70 percent of Europeans say chief executives are overpaid and overindulgent. German market research firm GfK and The Wall Street Journal Europe found that most think executives serve themselves rather than shareholders.


A fleeting smile: Companies in Europe are tightening the reins on their executives, like Vivendi Chairman Jean-Marie Messier.

Europeans are fast tiring of fat-cat CEOs and a lack of transparency in corporations.

An astounding 70 percent of Europeans think that the top brass running European corporations are making way too much money. 83 percent of those surveyed also said that chairmen tend to be self-serving, taking care of their own needs rather than those of the company, shareholders and customers they represent.

The German market research group GfK and The Wall Street Journal Europe surveyed 12,657 residents of 14 European countries before drawing those conclusions.

Only one out of five surveyed said they believed top managers were doing a good job.

A crisis of confidence

Richard Hudson, managing editor of the Wall Street Journal Europe, says he believes the findings represent a serious confidence crisis in European corporate leadership.

"We learned that across Europe there is huge mistrust of business-leadership. I would call it a crisis of confidence," he said.

Very golden parachutes

ncreasingly, Europeans are angered by scenarios in which CEOs earn huge salaries, cost of living increases and create absurdly large golden parachutes in case they are fired or made redundant as a result of streamlining efforts.

Recently, two executives at the British firm Cable and Wireless were given £2 million ($3 million) termination packages despite the fact that the company had registered a loss of £4.7 billion ($7 billion) that year. An especially high percentage of Brits polled said that CEOs of British companies were paid excessively.

The Danish exception

Denmark proved to be the exception to the rule. One out of two Danes is convinced that top managers are being paid what they deserve. But Hudson said there are significant differences between the Danish corporate landscape and that of the rest of Europe.

"One is, of course, that in Denmark there often is not a big difference between a payment of a CEO and a worker because of the enormous taxation that happens there," he said. "But also it is a small country, mostly homogenious. The people on the shop-floor tend to know the people who are in the front office. And therefore there is more trust that goes on in Denmark than in most of the countries."

A push for greater transparency

Those polled across all of Europe called for greater transparency, saying they believe CEOs should be required to publicly state their full salaries - including benefits, stock options and other perks. In central and eastern European countries, many went so far as to say they believed there should be legal limits to executive salaries. Meanwhile, the rumbling is increasing among workers and shareholders.

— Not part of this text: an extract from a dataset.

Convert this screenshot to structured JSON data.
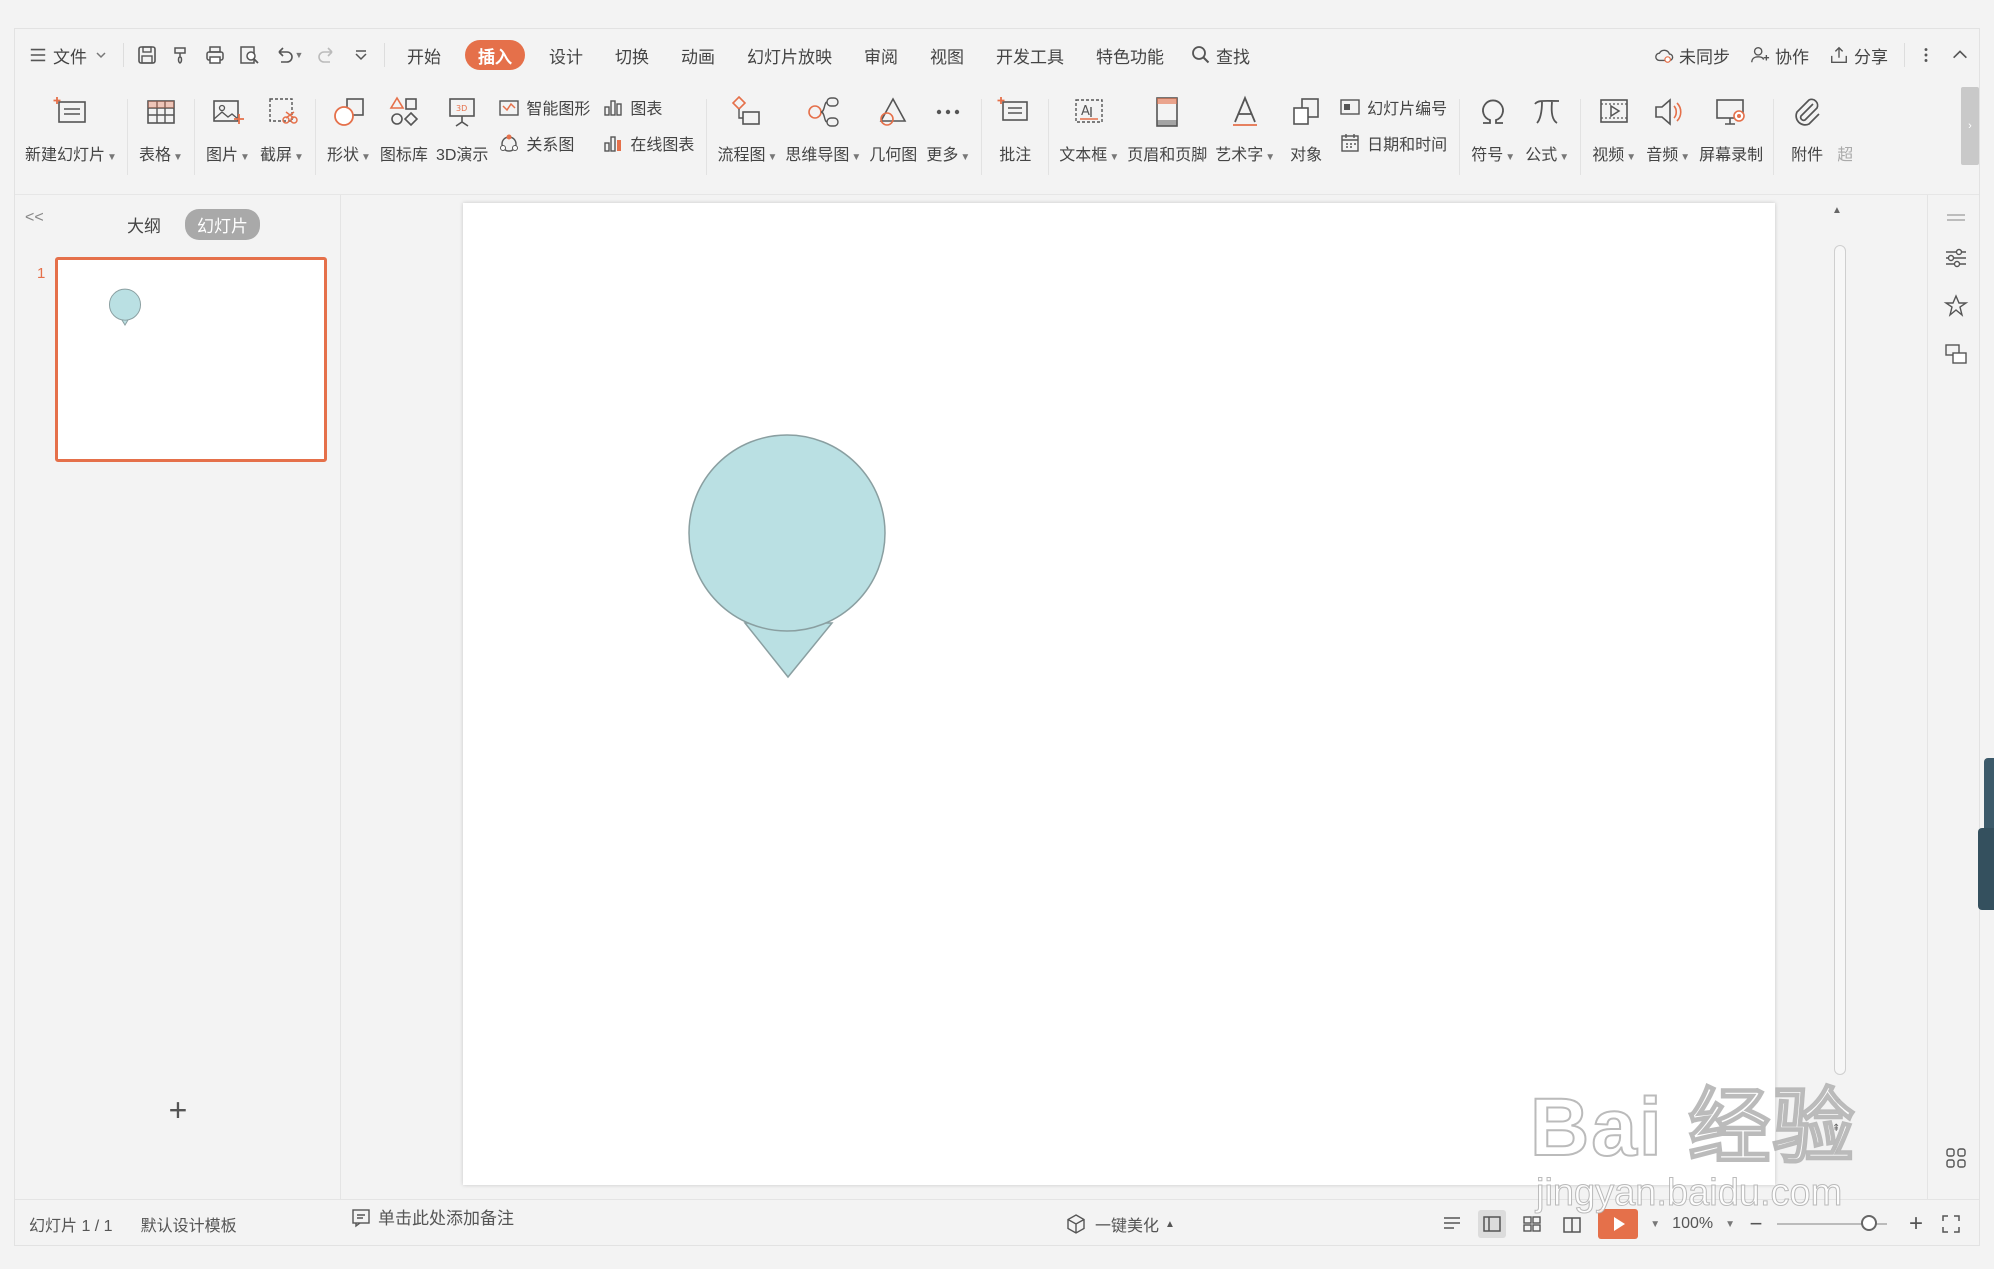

"They do protest against it in the form of selling shares," Hudson said. "It also takes the form of the strikes you recently had in Germany. This all reflects a general feeling in Germany and most other European countries that, somehow, the pay structure is not fair," he said.

Next to the drastic differences in salaries, there is also growing criticism of the leadership of European CEOs.

"There is a perception that the economy is bad, that business leaders do not show leadership. It's easy to focus on the pay issue, but the main problem is that the economy has to get moving, sales have to start happening and leaders have to lead," Hudson said.

In other words, employees and shareholders are tightening the reins and are no longer allowing managers to get away with whatever they want. After Vivendi recently posted the largest single loss in French corporate history, shareholders voted against a plan that would have allowed the company to issue incentive stock options to its executives.

Regulators are also tightening their grip. Following the recent bankruptcy scandal of the energy behemoth Enron in the United States, the rules governing companies listed on Wall Street are being tightened. The new disclosure regulations will also apply to German companies that are listen on American stock exchanges - including DaimlerChrysler.